Deze recente uitspraak van de rechtbank Limburg in de zaak van Drukwerkdeal tegen Bpf MITT werpt opnieuw licht op aansluitingsdiscussies met pensioenfondsen. Discussies die uitmonden in wisselende rechtspraak, ook wat betreft het wel of niet mogen hanteren van een ondergrens om tot een bepaalde bedrijfstak te behoren. In een eerdere publicatie hebben wij reeds stilgestaan bij de onduidelijkheid van Verplichtstellingsbesluiten en de rol die betrokkenen daarin spelen, ook in relatie tot het hoofdzakelijkheidscriterium. De rechtszekerheid lijkt in ieder geval niet gebaat te zijn bij Verplichtstellingsbesluiten met vage of multi-interpretabele bepalingen.
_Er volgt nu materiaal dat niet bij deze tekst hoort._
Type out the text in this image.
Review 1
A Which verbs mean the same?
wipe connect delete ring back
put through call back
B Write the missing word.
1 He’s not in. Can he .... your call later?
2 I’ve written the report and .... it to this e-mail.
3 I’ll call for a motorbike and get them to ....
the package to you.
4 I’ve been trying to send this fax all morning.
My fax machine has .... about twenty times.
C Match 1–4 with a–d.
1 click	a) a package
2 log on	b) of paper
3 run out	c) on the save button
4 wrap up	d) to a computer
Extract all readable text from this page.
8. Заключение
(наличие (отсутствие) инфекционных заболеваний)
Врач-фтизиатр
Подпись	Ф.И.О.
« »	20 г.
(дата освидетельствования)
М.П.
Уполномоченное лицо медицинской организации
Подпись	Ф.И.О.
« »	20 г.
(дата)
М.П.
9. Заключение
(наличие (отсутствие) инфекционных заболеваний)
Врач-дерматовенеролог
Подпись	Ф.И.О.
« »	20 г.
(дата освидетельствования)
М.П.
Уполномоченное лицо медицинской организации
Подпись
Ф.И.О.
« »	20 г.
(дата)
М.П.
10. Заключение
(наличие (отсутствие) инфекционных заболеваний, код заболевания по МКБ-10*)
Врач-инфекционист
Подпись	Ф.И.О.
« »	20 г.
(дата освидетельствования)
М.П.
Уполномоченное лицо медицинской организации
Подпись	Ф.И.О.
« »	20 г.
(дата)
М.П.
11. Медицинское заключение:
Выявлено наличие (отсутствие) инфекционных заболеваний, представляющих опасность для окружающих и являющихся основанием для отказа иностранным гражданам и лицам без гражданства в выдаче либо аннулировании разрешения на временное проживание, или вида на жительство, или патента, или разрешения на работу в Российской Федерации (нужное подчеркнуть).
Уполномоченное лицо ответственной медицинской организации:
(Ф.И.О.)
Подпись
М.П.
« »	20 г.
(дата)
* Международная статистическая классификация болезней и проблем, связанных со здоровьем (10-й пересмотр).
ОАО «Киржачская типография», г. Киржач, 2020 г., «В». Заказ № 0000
Evenmin vinden wij wenselijk dat Verplichtstellingsbesluiten in het midden laten wat de ondergrens is om wel of niet tot een bepaalde bedrijfstak te behoren. Uitkomst kan immers zijn dat ook niet-bedrijfstakeigen ondernemingen tot een bedrijfstakpensioenfonds behoren. Het wringt naar onze mening dat ook in zo’n situatie een werkgever geacht wordt alert te zijn op een mogelijke verplichte aansluiting.